Aviation Week has just published its annual Top Performing Airlines (TPA) rankings, which feature a couple of familiar names in the top spots. Singapore Airlines was the best of the mainline/legacy carriers, regaining the title after Alaska Airlines won it last year. Cebu Air debuted in – and won – the low-cost/niche category, while Regional Express Holdings was the top regional carrier for the third year running.
Beyond the category winners, some interesting trends emerged from the TPA study. One of these was the prominence of airlines that have a lot of exposure to the rapidly expanding China market, which is discussed in this story on the mainline category (the rankings can be found at the end of the story). Other trends were the relative weakness of the European carriers (except Lufthansa), and the general improvement of scores throughout the category.
What appears on AviationWeek.com is only a fraction of the TPA material. There is more in the latest issue of Aviation Week & Space Technology, but the full range of data, and analysis is available only to subscribers of the Aviation Week Intelligence Network. This includes individual pages on each carrier, and additional charts and tables – about 80 pages all told. AWIN subscribers can access it here.
There are a few noteworthy things to point out about the TPA study and rankings. Other publications also do annual airline awards, but ours is a bit different in that it is based on a series of complex formulas that give a good assessment of a carrier’s financial and operational performance. There are advantages and disadvantages to determining winners objectively rather than subjectively, but I think the formula approach is a good one.

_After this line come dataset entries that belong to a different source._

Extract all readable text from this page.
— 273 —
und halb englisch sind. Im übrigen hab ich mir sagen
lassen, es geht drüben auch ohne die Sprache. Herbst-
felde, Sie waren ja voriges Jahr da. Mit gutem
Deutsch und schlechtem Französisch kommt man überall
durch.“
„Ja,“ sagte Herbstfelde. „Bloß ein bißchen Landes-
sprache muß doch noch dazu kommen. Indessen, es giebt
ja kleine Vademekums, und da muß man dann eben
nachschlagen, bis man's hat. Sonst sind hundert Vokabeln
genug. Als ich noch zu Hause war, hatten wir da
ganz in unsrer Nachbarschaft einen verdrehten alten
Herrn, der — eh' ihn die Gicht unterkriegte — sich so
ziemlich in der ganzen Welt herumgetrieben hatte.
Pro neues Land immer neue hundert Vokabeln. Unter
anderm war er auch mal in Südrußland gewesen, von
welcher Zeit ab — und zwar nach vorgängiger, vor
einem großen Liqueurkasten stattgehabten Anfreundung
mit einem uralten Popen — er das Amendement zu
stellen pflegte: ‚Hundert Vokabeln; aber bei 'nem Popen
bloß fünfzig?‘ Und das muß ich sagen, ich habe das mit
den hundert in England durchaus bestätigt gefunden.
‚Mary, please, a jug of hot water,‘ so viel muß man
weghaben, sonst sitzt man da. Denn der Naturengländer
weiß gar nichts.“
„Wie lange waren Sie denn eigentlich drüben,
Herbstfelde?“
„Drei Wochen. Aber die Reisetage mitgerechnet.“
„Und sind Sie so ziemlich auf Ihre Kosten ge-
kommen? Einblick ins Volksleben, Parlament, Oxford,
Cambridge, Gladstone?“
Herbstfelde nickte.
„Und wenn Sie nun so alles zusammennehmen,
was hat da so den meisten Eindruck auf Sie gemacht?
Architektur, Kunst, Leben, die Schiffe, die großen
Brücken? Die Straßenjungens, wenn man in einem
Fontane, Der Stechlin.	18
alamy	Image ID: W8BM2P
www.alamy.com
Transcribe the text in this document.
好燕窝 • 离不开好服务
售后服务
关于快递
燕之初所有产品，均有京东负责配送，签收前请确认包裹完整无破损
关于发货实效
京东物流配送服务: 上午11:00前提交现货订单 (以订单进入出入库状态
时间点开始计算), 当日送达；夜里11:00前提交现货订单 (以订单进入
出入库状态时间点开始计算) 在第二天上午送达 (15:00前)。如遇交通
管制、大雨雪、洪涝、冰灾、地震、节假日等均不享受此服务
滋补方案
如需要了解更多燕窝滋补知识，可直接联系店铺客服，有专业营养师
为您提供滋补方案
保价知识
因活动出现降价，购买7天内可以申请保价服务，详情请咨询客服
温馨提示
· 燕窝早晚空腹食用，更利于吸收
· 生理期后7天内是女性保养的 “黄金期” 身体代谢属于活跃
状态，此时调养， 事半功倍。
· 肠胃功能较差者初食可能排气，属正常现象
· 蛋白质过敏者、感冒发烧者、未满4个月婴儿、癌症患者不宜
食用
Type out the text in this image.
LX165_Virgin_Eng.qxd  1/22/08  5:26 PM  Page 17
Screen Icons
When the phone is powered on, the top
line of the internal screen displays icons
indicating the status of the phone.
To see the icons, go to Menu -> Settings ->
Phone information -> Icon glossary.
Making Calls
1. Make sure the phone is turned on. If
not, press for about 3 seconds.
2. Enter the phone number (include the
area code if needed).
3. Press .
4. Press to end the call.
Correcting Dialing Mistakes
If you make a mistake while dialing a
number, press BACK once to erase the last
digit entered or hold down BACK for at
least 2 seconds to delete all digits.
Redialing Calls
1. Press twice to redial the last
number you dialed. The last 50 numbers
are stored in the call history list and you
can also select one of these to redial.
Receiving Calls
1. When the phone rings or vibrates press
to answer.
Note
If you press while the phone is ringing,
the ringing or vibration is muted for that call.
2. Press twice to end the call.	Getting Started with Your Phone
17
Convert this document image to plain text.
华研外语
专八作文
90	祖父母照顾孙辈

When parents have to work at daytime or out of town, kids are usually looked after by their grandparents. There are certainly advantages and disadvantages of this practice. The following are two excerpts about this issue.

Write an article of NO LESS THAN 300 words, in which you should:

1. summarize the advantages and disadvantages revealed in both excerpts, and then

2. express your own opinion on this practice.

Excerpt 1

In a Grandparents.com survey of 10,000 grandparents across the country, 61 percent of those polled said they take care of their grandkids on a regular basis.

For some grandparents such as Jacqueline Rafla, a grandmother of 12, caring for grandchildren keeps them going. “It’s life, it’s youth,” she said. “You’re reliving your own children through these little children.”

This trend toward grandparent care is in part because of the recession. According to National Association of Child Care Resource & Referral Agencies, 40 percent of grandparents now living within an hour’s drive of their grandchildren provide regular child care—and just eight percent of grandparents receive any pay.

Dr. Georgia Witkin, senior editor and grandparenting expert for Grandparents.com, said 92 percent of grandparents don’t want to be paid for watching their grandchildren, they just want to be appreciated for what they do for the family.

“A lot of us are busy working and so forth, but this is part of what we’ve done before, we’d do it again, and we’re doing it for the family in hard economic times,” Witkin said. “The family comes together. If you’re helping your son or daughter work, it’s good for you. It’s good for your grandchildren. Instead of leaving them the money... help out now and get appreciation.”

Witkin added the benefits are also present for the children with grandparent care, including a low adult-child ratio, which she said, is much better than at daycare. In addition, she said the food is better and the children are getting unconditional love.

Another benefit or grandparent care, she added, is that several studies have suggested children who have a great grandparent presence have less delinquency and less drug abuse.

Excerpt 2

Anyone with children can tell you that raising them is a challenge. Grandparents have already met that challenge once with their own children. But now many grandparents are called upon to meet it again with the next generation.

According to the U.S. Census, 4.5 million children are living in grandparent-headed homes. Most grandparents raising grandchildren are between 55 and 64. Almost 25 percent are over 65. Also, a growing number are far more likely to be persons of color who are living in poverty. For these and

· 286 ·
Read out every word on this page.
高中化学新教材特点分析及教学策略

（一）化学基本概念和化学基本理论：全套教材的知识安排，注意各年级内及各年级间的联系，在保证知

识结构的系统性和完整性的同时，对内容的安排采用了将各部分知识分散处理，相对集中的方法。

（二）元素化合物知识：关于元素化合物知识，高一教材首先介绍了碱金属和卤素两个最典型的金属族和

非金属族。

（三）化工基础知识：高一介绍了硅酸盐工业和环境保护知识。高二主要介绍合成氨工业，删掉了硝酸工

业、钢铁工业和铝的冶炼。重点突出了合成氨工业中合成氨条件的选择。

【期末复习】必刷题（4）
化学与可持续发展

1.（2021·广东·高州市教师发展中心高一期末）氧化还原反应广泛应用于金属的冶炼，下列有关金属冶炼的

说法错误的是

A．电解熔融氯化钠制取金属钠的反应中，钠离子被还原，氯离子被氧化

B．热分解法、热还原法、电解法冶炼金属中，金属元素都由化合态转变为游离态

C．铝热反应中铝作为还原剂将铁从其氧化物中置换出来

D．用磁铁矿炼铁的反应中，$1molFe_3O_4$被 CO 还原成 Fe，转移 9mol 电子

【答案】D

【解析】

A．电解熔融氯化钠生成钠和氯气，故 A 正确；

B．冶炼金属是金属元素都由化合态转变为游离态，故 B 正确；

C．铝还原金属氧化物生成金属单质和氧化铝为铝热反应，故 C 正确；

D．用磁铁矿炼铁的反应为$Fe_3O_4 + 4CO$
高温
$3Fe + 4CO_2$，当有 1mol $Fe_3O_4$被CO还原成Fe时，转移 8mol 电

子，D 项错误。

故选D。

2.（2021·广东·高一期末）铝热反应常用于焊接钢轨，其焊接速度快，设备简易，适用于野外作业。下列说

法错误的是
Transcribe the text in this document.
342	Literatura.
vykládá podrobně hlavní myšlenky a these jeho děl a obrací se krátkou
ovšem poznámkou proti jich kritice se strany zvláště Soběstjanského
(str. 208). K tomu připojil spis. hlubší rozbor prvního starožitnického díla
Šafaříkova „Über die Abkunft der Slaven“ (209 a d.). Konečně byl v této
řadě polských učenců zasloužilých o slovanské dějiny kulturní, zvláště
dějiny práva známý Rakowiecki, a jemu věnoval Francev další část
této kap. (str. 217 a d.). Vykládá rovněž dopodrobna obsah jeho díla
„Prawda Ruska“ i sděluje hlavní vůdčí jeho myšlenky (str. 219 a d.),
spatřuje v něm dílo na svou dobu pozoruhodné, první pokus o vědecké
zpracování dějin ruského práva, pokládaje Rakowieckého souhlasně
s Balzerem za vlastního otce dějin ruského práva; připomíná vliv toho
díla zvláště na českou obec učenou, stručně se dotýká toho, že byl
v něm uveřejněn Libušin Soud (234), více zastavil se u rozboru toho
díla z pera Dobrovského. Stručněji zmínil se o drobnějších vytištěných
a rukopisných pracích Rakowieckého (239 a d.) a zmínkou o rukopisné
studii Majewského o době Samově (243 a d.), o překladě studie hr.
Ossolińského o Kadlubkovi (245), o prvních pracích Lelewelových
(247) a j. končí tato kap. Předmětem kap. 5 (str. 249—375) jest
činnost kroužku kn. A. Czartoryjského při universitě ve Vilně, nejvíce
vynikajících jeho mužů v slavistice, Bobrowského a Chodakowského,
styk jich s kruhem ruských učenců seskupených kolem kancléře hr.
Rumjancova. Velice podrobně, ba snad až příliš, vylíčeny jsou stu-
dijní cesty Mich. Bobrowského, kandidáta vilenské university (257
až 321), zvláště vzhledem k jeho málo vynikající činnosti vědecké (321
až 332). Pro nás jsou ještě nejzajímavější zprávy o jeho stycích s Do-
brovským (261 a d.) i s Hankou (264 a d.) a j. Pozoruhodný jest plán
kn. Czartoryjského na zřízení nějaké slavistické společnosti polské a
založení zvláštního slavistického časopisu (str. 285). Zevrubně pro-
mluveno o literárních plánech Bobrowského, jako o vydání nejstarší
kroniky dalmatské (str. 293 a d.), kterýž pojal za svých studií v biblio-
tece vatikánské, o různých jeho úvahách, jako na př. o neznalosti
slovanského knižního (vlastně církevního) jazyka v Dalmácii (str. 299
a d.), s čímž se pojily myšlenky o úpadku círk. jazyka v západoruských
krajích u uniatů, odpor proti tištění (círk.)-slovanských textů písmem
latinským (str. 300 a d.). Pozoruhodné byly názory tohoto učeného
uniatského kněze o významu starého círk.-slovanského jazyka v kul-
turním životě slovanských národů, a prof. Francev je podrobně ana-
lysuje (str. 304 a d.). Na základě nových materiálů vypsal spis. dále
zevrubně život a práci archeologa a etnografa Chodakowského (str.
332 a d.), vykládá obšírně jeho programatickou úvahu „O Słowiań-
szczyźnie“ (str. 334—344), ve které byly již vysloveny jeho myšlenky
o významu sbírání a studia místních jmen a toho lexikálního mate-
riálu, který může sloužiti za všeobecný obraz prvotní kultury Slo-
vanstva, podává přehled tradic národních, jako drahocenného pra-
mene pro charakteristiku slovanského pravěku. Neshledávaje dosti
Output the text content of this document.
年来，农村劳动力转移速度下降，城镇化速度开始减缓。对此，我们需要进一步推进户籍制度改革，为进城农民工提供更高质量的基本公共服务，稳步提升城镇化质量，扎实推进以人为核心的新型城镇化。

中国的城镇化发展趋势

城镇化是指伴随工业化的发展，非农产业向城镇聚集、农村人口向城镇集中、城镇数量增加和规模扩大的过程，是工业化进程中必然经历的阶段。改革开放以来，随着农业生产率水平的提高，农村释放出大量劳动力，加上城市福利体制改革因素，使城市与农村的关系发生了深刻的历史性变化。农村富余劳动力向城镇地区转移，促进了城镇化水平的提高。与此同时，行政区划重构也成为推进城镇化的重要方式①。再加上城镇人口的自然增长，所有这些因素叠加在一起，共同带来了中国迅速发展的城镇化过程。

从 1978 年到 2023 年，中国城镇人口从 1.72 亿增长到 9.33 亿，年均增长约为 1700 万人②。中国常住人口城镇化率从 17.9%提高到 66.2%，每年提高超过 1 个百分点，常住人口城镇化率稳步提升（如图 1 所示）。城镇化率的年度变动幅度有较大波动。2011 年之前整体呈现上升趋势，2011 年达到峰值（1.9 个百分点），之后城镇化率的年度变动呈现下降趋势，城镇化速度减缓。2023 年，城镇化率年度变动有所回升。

People often ask why the Gulf carriers like Emirates and Etihad are not in the rankings. It is because we only include carriers that are publicly traded, which also rules out the likes of Virgin Atlantic. And this is why Cebu was included for the first time this year: it completed an IPO in October. It is also worth noting that we use data for the 12 months through Dec. 31, 2010 in most cases. We do that so we can compare a similar 12-month periods for all carriers.
The process starts with TPA project manager Michael Lowry assembling a broad range of data for each airline and running it through a set of formulas to get scores in five categories. The total score and the rankings are derived from these.
We then assemble a panel of veteran aviation experts to discuss what the rankings reveal about industry trends, looking at how different regions and business models fared. This forms the basis of the analysis stories that accompany the rankings. The panel also gives us advice on what changes to the model are needed.